Marlborough Sounds Restoration Trust working to protect native landscapes.
The Marlborough Sounds Restoration Trust has spent more than a decade working to control wilding pines throughout the Marlborough Sounds.
Originally coordinated by a small group of landowners, the organisation has grown to include members of the wider community and has formed partnerships with businesses working in and around the area.
Left unmanaged, wilding pines have the potential to overtake the natural flora and fauna of the environment, threatening New Zealand’s native species’ and landscapes.
Recently, Tall Poppy Picton and Marlborough Sounds owner Grant Douglas became a trustee of the Marlborough Restoration Trust.
While dedicated to pest trapping at his Marlborough Sounds home, he wanted to make a meaningful contribution to his community and his environment at a higher level.
“Living in the Marlborough Sounds, I know first hand how important it is to actively work on pest control, and persistently, to avoid pests taking over our beautiful environment,” he says.
“The Marlborough Sounds Restoration Trust does some amazing work in this area and I wanted to support that.”
Trust Coordinator Siobain Finlow-Bates says support from the community enables them to channel their efforts in a coordinated way to give them the best chance at long-term results.

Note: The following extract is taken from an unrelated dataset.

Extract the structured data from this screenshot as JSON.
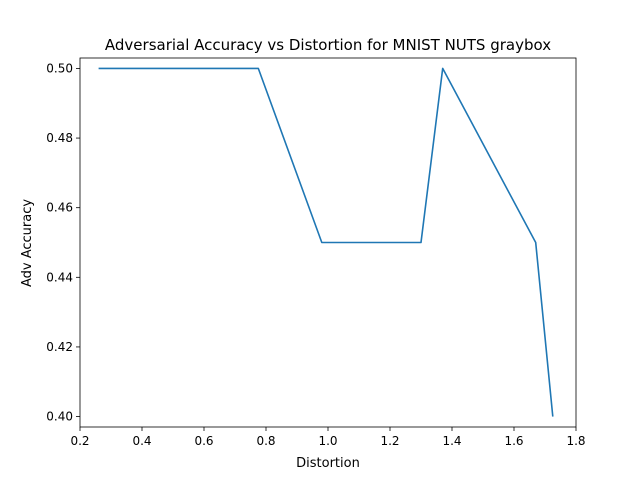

“We have been carrying out wilding pine control in the Marlborough Sounds for twelve years; it started with the landowners chipping away and not making much progress.
“Coming together to do it in a more coordinated way, we can achieve a lot more,” she says.
The group now works strategically throughout the Sounds, block by block, bay by bay.
Obtaining funding for the programme can be difficult as the Trust competes with other areas of New Zealand doing the same work, Siobain says.
“There’s millions being spent [by the Government] in high country areas down south, and because those areas are taking so much funding the Sounds is considered a low priority area.”
As such, sponsorship in the form of money, transport, accommodation and equipment add up, and make a big difference to their ability to undertake their work long term, she says.
Considered the Trust’s flagship programme, the wilding pine programme is about control, rather than eradication and requires return visits to each block every eight to 10 years.
Recently, they also began working on animal pest control in the Marlborough Sounds.